Reno S. Harp, III, Asst. Atty. Gen. of Virginia (Robert Y. Button, Atty. Gen. of Virginia, and James Parker Jones, Asst. Atty. Gen. of Virginia, on brief), for appellee.
Before SOBELOFF and J. SPENCER BELL, Circuit Judges, and HUTCHESON, District Judge.
J. SPENCER BELL, Circuit Judge:
This is an appeal from a denial of habeas corpus after a plenary hearing. Scatterwood Kearney was convicted of unlawfully wounding a police officer and sentenced to five years in the state penitentiary. At his trial he was represented by counsel of his own choosing. Upon petition for habeas corpus he raises two contentions. First, that the failure of the court to charge the jury on self-defense denied him a fair trial. And second, that the incompetence of his counsel in failing to request such a charge denied him his right to the assistance of effective counsel.
At the conclusion of the trial the jury was charged as to five points. Two had been requested by the prosecution: an explanation of the elements of the offenses of which the defendant could be convicted and the prosecution's version of the meaning of reasonable doubt. Three charges had been requested by the defense: an explanation of the presumption of innocence, the defense's version of reasonable doubt, and a definition of the terms maiming, disfiguring and disabling. Two other defense requests relating to the definition of maliciousness and intent were denied. Though the defendant had testified that he acted only after an unprovoked attack by the police officer, no instruction as to self-defense was requested or given.
We do not determine that the failure of the court to charge the jury on self-defense was not error or that counsel measured up to the best standards of the profession in failing to request such a charge. We find, however, that such dereliction did not sufficiently infect the trial so as to make it fundamentally unfair, in violation of the Constitution, thus allowing the remedy of habeas corpus. "It is only in circumstances impugning fundamental fairness or infringing specific constitutional protections that a federal question is presented." Grundler v. State of North Carolina, 283 F.2d 798, 802 (4 Cir. 1960).

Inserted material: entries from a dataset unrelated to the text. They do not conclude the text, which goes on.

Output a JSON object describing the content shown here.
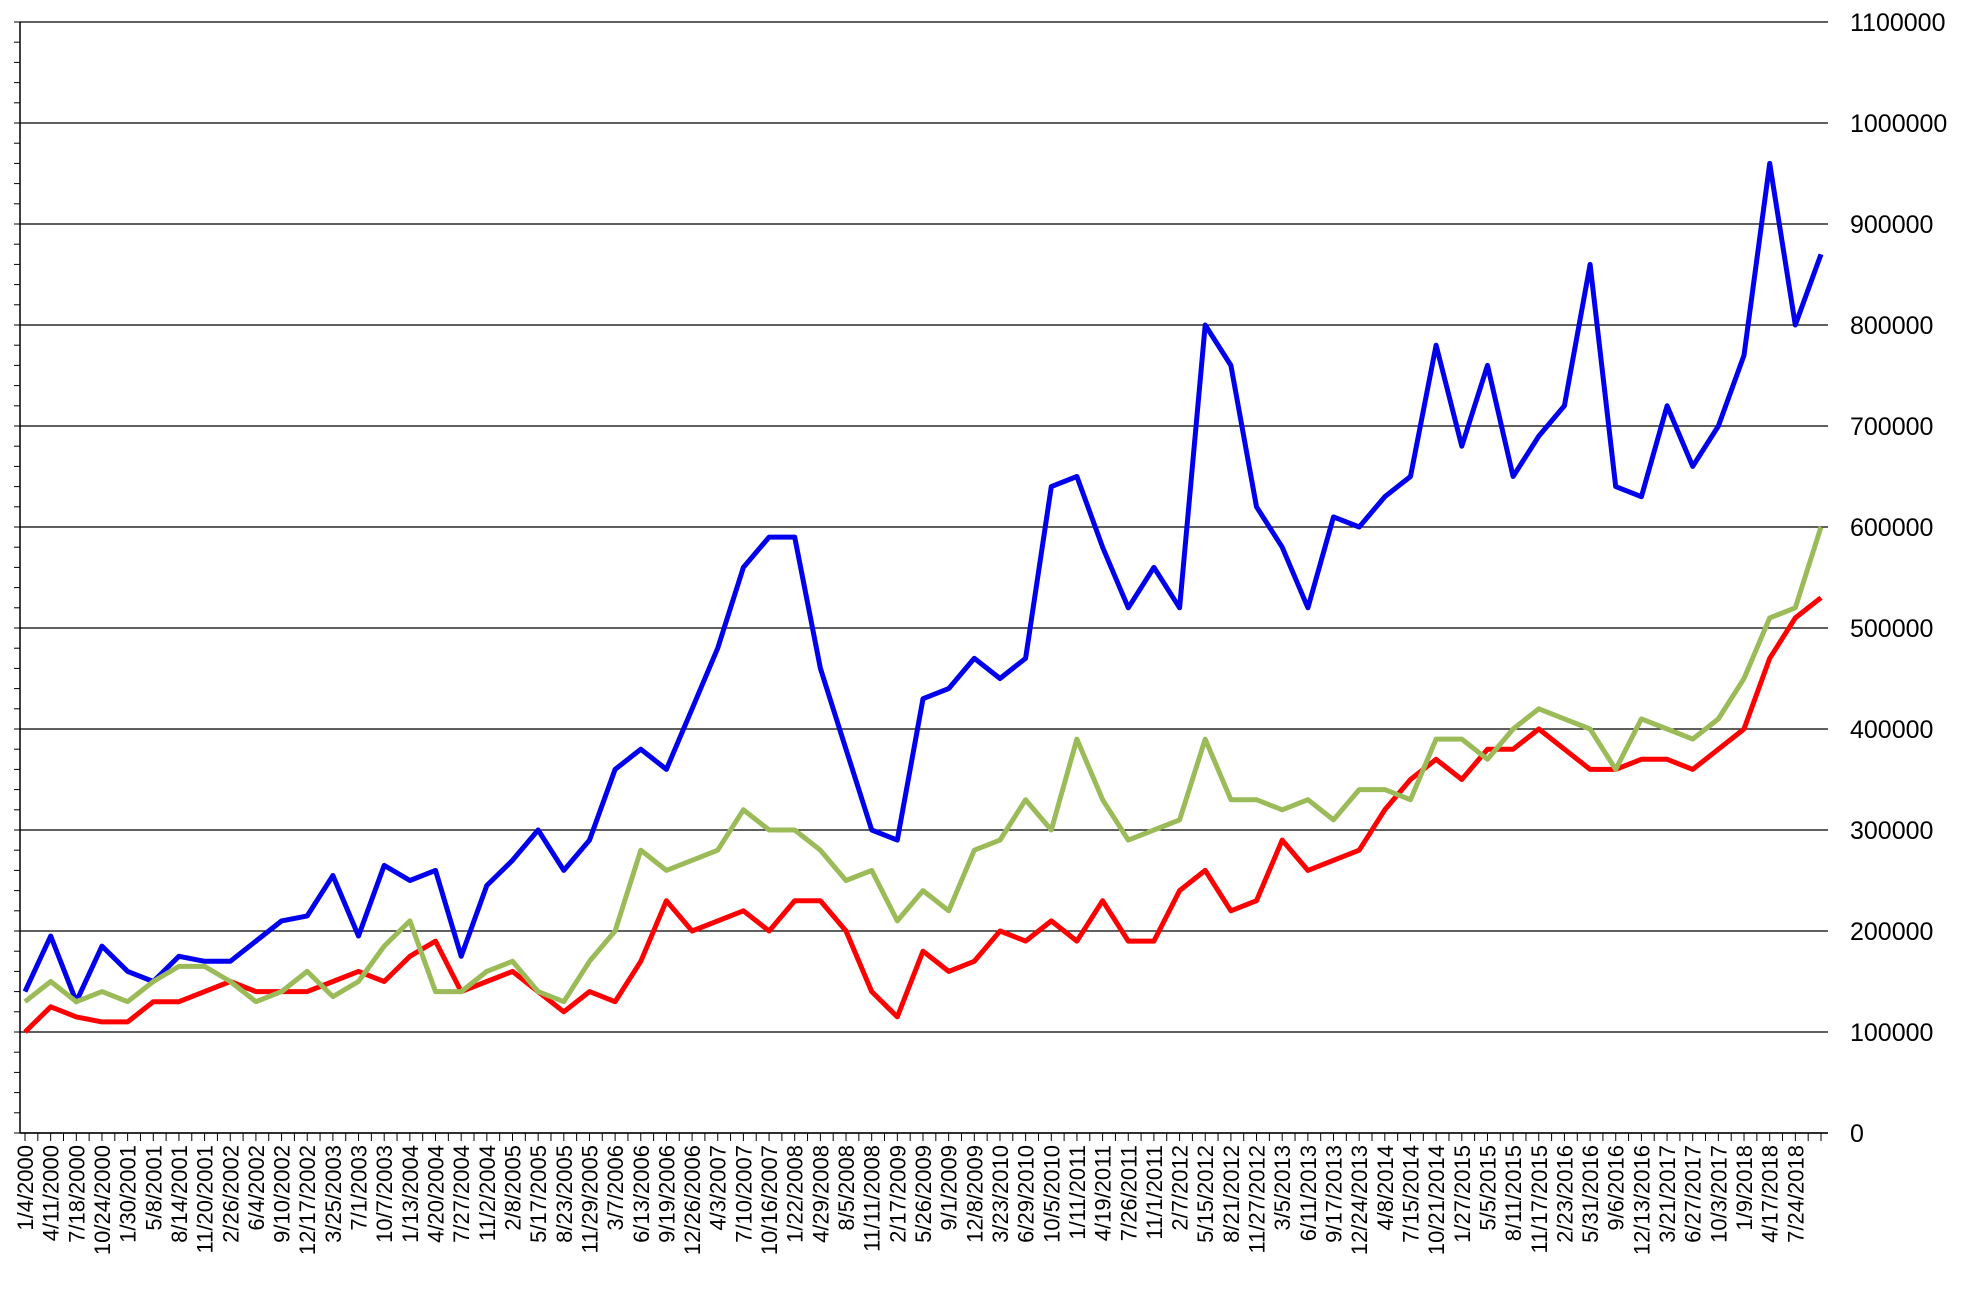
{
  "chart_data": {
    "type": "line",
    "categories": [
      "1/4/2000",
      "4/11/2000",
      "7/18/2000",
      "10/24/2000",
      "1/30/2001",
      "5/8/2001",
      "8/14/2001",
      "11/20/2001",
      "2/26/2002",
      "6/4/2002",
      "9/10/2002",
      "12/17/2002",
      "3/25/2003",
      "7/1/2003",
      "10/7/2003",
      "1/13/2004",
      "4/20/2004",
      "7/27/2004",
      "11/2/2004",
      "2/8/2005",
      "5/17/2005",
      "8/23/2005",
      "11/29/2005",
      "3/7/2006",
      "6/13/2006",
      "9/19/2006",
      "12/26/2006",
      "4/3/2007",
      "7/10/2007",
      "10/16/2007",
      "1/22/2008",
      "4/29/2008",
      "8/5/2008",
      "11/11/2008",
      "2/17/2009",
      "5/26/2009",
      "9/1/2009",
      "12/8/2009",
      "3/23/2010",
      "6/29/2010",
      "10/5/2010",
      "1/11/2011",
      "4/19/2011",
      "7/26/2011",
      "11/1/2011",
      "2/7/2012",
      "5/15/2012",
      "8/21/2012",
      "11/27/2012",
      "3/5/2013",
      "6/11/2013",
      "9/17/2013",
      "12/24/2013",
      "4/8/2014",
      "7/15/2014",
      "10/21/2014",
      "1/27/2015",
      "5/5/2015",
      "8/11/2015",
      "11/17/2015",
      "2/23/2016",
      "5/31/2016",
      "9/6/2016",
      "12/13/2016",
      "3/21/2017",
      "6/27/2017",
      "10/3/2017",
      "1/9/2018",
      "4/17/2018",
      "7/24/2018",
      null
    ],
    "series": [
      {
        "color": "#0000ee",
        "values": [
          140000,
          195000,
          130000,
          185000,
          160000,
          150000,
          175000,
          170000,
          170000,
          190000,
          210000,
          215000,
          255000,
          195000,
          265000,
          250000,
          260000,
          175000,
          245000,
          270000,
          300000,
          260000,
          290000,
          360000,
          380000,
          360000,
          420000,
          480000,
          560000,
          590000,
          590000,
          460000,
          380000,
          300000,
          290000,
          430000,
          440000,
          470000,
          450000,
          470000,
          640000,
          650000,
          580000,
          520000,
          560000,
          520000,
          800000,
          760000,
          620000,
          580000,
          520000,
          610000,
          600000,
          630000,
          650000,
          780000,
          680000,
          760000,
          650000,
          690000,
          720000,
          860000,
          640000,
          630000,
          720000,
          660000,
          700000,
          770000,
          960000,
          800000,
          870000
        ]
      },
      {
        "color": "#ff0000",
        "values": [
          100000,
          125000,
          115000,
          110000,
          110000,
          130000,
          130000,
          140000,
          150000,
          140000,
          140000,
          140000,
          150000,
          160000,
          150000,
          175000,
          190000,
          140000,
          150000,
          160000,
          140000,
          120000,
          140000,
          130000,
          170000,
          230000,
          200000,
          210000,
          220000,
          200000,
          230000,
          230000,
          200000,
          140000,
          115000,
          180000,
          160000,
          170000,
          200000,
          190000,
          210000,
          190000,
          230000,
          190000,
          190000,
          240000,
          260000,
          220000,
          230000,
          290000,
          260000,
          270000,
          280000,
          320000,
          350000,
          370000,
          350000,
          380000,
          380000,
          400000,
          380000,
          360000,
          360000,
          370000,
          370000,
          360000,
          380000,
          400000,
          470000,
          510000,
          530000
        ]
      },
      {
        "color": "#9bbb59",
        "values": [
          130000,
          150000,
          130000,
          140000,
          130000,
          150000,
          165000,
          165000,
          150000,
          130000,
          140000,
          160000,
          135000,
          150000,
          185000,
          210000,
          140000,
          140000,
          160000,
          170000,
          140000,
          130000,
          170000,
          200000,
          280000,
          260000,
          270000,
          280000,
          320000,
          300000,
          300000,
          280000,
          250000,
          260000,
          210000,
          240000,
          220000,
          280000,
          290000,
          330000,
          300000,
          390000,
          330000,
          290000,
          300000,
          310000,
          390000,
          330000,
          330000,
          320000,
          330000,
          310000,
          340000,
          340000,
          330000,
          390000,
          390000,
          370000,
          400000,
          420000,
          410000,
          400000,
          360000,
          410000,
          400000,
          390000,
          410000,
          450000,
          510000,
          520000,
          600000
        ]
      }
    ],
    "ylim": [
      0,
      1100000
    ],
    "yticks": [
      0,
      100000,
      200000,
      300000,
      400000,
      500000,
      600000,
      700000,
      800000,
      900000,
      1000000,
      1100000
    ],
    "grid": true
  }
}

It is well settled that habeas corpus cannot be used as a writ of error to review the proceedings of the trial court. Bernard v. Brady, 164 F.2d 881 (4 Cir. 1947), cert. denied 332 U.S. 856, 68 S. Ct. 386, 92 L. Ed. 425 (1948). "Normally, * * * the sufficiency of * * * instructions * * * are matters of state law and procedure not involving federal constitutional issues." Grundler, supra. The jury here was properly instructed as to the presumption of innocence, the various charges of which the defendant could be convicted and the penalties for each. The jury found him guilty of unlawful wounding, a more serious charge than assault and battery but less serious than malicious wounding, the two other possible verdicts. The jury further fixed the sentence at the maximum permissible term for the offense. We cannot find that the failure to charge the jury as to self-defense constituted such unfairness as to be a violation of constitutional due process.
The defendant selected his own trial counsel. "It is generally held that mere mistakes or errors of counsel are not sufficient to establish a violation of the defendant's constitutional right." Snead v. Smyth, 273 F.2d 838, 842 (4 Cir. 1959). Upon review of this case we cannot find that the conduct of counsel was such as to violate the petitioner's constitutional rights. The due process requirement is met by reasonable best efforts of the attorney. This is especially true where, as here, the attorney is of the client's own choosing. Root v. Cunningham, 344 F.2d 1, 3 (4 Cir. 1965).